Today's big news, and I mean BIG news is David Beckham. It has been a tense three or four days as the news as covered him all trough the LA Galaxy's trip to Australia where they played "football" or soccer against an Australia team to the biggest packed stadium (85,000 people) in Australia's history. Well, to make it even better, the Galaxy is coming to Wellington to play against the local Wellington team. The team flew in from Australia yesterday and were met at the airport by the biggest crowd since the Beatles visited New Zealand. Apparently a group of disabled kids were standing by to present Beckham with something they made, and he walked by them without seeing them and the scandal in the press has been huge. He has apologized for the accidental slight and is hosting a private meeting with these kids. He and his team are inviting 10,000 kids from all over NZ Zealand to travel by bus to watch them practice today. The official game is tomorrow night and it will be the only thing happening in all of New Zealand. Apparently Wellington had to pay over a million dollars to get the Galaxy to travel here for this game. I guess we know how they are recouping the $25 million they are paying Beckham in salary. But Bekham mania is alive and well her in New Zealand.

If any of you are Netflix users, we have it on good authority (but, untested as of yet) that the movie, Crackerjack, will give you a funny introduction to the New Zealand game of bowling. In previous columns I have written about our growing appreciation for this SLOW game, but apparently this movie is a funny peak into the game. If you see it before us, let us know.

New Zealand has two terrestrial national television channels. Most of what they show is daily news, British Television shows (Coronation Street) and American television (every crime show we have it seems, plus the worst of the reality shows like the plastic surgery show- the Swan). Over the twenty years we have been coming here, the mix has moved much more to US shows, with fewer British shows on nowadays. There are also satellite stations, including CNN, but only the more upscale places we stay have the satellite stations. For example, at the winery cottage where we stayed, our host Wendy told us that she is such a cricket fan, and cricket matches go for six hours per day for five days running, that she purposely does not subscribe to satellite tv so as to get her work done around the vineyard. And, if she doesn't get to watch it, either do her guests.
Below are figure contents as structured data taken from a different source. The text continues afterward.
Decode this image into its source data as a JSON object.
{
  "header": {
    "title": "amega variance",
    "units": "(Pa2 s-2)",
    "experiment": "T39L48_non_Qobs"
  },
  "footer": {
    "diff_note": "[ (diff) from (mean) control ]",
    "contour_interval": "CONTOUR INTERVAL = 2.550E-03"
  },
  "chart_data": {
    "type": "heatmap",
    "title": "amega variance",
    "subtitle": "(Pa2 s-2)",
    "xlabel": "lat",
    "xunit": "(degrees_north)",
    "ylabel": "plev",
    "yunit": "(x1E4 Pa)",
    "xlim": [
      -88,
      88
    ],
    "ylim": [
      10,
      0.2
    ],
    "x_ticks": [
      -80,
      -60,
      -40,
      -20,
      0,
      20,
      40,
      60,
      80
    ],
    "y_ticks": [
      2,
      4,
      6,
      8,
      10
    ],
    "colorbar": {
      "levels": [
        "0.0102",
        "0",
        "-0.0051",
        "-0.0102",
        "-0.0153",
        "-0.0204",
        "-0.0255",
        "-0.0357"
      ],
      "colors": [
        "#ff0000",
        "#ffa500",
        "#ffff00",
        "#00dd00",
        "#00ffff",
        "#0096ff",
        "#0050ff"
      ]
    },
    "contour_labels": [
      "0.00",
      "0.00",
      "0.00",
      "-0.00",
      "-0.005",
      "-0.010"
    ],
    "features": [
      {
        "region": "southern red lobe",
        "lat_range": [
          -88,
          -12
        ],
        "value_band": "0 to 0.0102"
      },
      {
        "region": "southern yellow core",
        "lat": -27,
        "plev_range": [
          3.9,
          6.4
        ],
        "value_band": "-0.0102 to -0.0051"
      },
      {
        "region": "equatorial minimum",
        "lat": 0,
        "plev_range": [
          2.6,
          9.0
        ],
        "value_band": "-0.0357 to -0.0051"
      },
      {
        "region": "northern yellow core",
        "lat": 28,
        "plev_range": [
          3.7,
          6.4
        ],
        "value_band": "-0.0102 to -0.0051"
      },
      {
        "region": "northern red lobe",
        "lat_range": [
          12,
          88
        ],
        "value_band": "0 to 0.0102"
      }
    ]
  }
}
Today we arrived in Queenstwon. The New Zealand Open golf tournament is being played here in the little nearby town of Arrowtown where our former condo lies. It is almost impossible to find anywhere to stay, but with a slightly higher budget we landed an apartment on the road into town. We can park our car and walk around from there, which is a nicer way to see Queenstown than having to park everywhere we go. We have a cottage reserved in Arrowtown begin Dec. 6th for the final week of our stay, after the hubbub of the golf tournament is past. For now, golf is the only thing on TV, where we can watch them play golf fifteen miles from where we sit.